When I made our Homeschool To-Do List in 1995, I included learning to communicate as one of our homeschool objectives.
We know that communication is far more than words. Facial expression, how we listen, when and where we have a conversation — all these are part of communication. Still, words are what usually come to mind first when we think about communication.
Words are potent tools. God revealed that truth on the very first day when He said, “Let there be light.” Four words. What an impact! Of course, our words aren’t that powerful, but they still have great impact.
The good man out of the good treasure of his heart
brings forth what is good;
and the evil man out of the evil treasure
brings forth what is evil;
for his mouth speaks from that which fills his heart.
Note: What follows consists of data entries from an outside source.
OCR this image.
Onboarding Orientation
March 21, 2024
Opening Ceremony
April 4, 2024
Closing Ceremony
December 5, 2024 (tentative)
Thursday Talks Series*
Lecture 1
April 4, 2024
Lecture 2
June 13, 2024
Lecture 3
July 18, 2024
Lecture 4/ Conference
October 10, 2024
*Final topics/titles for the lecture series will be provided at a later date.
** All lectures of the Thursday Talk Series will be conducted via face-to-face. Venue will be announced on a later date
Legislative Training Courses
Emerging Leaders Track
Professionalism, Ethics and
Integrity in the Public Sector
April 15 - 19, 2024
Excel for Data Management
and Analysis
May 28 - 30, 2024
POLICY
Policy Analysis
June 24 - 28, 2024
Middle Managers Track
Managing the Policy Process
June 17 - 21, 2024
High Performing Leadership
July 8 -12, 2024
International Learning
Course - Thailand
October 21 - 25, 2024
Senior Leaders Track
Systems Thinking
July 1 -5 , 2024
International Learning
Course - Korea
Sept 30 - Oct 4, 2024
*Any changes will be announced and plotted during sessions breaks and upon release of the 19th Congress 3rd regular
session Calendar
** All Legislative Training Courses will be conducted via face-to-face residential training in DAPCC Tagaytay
Homeschooling children — and mamas — sometimes get frustrated with a traditional approach to what schools call “English.”
As with everything in life, it is important to stop and think about the why. Why do we study grammar and creative writing? Why do we assign great literature for our children to read? We do these things so that our children learn how to take in the thoughts of others and to share their own thoughts.
In our early years of homeschooling, we slowly learned how to make homeschooling who we were instead of simply something we did. Though our children learned by completing assignments in language arts curriculum, they learned to communicate in real ways, too. Ray and I learned to move things that we had once thought of as extracurricular to the heart of our homeschool.
When mamas learn to think this way, they can concentrate on important learning that serves their children for a lifetime rather than only checking off completed lessons. Learning to think this way can also help mamas choose curriculum that teaches children lessons important for a lifetime rather than curriculum that is little more than busy work.
Imagine the communication lessons a child could learn if activities such as these were part of the hours that a mama counts as “school.”
- writing plays
- performing plays
- putting on puppet shows
- writing letters and thank-you notes
- writing articles and sending them to Christian magazines
- telling stories
- listening to family stories
- writing letters to elected officials
- studying the Bible
- preparing lessons and teaching Sunday School
- spending time in social settings with people of all ages and learning from the conversations
Given the choice, I prefer living life rather than practicing to live life. I think children feel the same way. Homeschooling gives mamas the freedom to move toward learning that is real.
Teaching our children to communicate in real-life settings helps them learn to put this powerful teaching into practice.
Whatever you do in word or deed,
do all in the name of the Lord Jesus,
giving thanks through Him to God the Father.